Его, кстати, выдернули из очень неприятного сна. Ему снились все мертвые, оставшиеся на обочине его дороги, все, чьи жизни прервались раньше времени, все, кто расцветил его карьеру сыщика.
– Будет лучше, если ты сам приедешь и посмотришь.
Сервас покосился на незанятую и холодную половину постели. Стоя под душем, он размышлял, проснулся ли Радомил, его сосед по площадке, музыкант, несколько лет назад переехавший в Тулузу вместе с дочерью, и сможет ли он доверить им Гюстава. Тут раздался телефонный звонок. На этот раз звонил Венсан Эсперандье, его заместитель.
– Ты уже едешь?
– Нет еще.
– У тебя есть с кем оставить Гюстава? – спросил Венсан.
– Я рассчитывал попросить Анастасию, дочку соседа. Она всегда ищет подработку.
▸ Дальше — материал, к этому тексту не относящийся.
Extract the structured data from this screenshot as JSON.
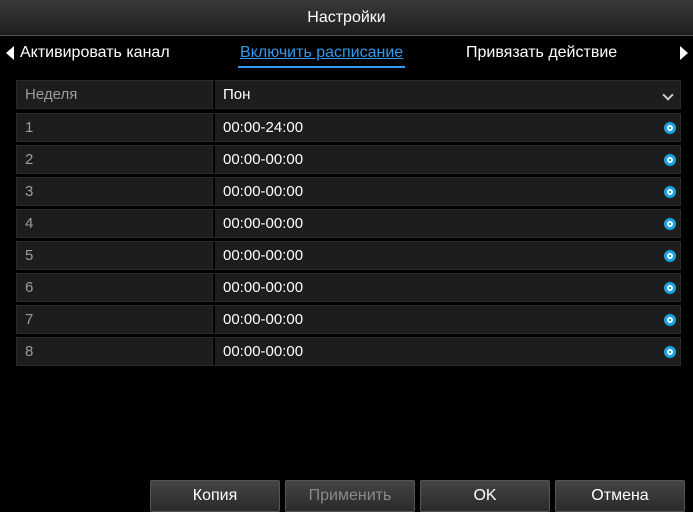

– Да брось ты. Я уже попросил Шарлен заехать за ним. Он позавтракает вместе с Флавианом и Меган.
Шарлен Эсперандье – очень красивая женщина, жена Венсана. Сын Серваса будет рад позавтракать с ней и со своими «кузенами», как он называет детей Эсперандье. Ведь Венсан был не только его заместителем, но и лучшим другом. Может быть, единственным другом. Конечно, не считая Самиры Чэн, еще одного члена его следственной группы. Но Самира была слишком другой, слишком независимой и держалась особняком. Мартен еще раз подумал, что если хочет стать ближе к сыну, то сейчас для этого самое время. Чем старше становится Гюстав, тем меньше ему хочется проводить время с отцом. Решение этой проблемы было ему прекрасно известно: уйти из уголовной полиции и в другом полицейском подразделении найти себе спокойное место, с четким расписанием и свободными выходными, а все остальное послать к чертям.
И ему хотелось больше времени посвящать Леа, если она, конечно, вернется из Африки…
Леа… В сердце сразу закололо.
Невдалеке Сервас заметил еще одного полицейского в форме, предъявил ему удостоверение, и тот показал ему дорогу. Потом появился еще один полицейский… Кроме них, больше никого не было видно.
Чуть поодаль, под другой галереей, новый дивизионный комиссар о чем-то оживленно беседовал с прокурором и еще двумя людьми в белых халатах – наверное, с медбратьями или психиатрами.
Стройный и худощавый сорокалетний комиссар Эрвелен выглядел лет на десять моложе в своем прекрасно сшитом костюме с шелковым галстуком. Он был самым молодым руководителем Региональной службы судебной полиции. Эрвелен взлетел в небо тулузской полиции по траектории, достойной ракеты «Спейс-Икс». Причина этого головокружительного взлета была проста: он ничего не понимал в работе «на земле», но зато у него получалось быть экспертом по статистике, нормативным актам, всяческой говорильне и по навыку фантастически быстро – Сервас в этом не сомневался – раскрывать над собой зонтик.
Эрвелен сразу разглядел самого знаменитого следователя в полиции и воспринял его не как козырь, а как опасность для собственной карьеры. Здесь все – да и он сам – знали, что, кроме всего прочего, Сервас был еще и самым неуправляемым следователем.
Почувствовав краем глаза чье-то присутствие у себя за спиной, дивизионный комиссар резко обернулся. Непохоже было, что он рад видеть своего ведущего следователя.
– Майор Сервас, – мрачно представил он, и лицо его при этом ничего не выражало. – Он возглавит следственную группу.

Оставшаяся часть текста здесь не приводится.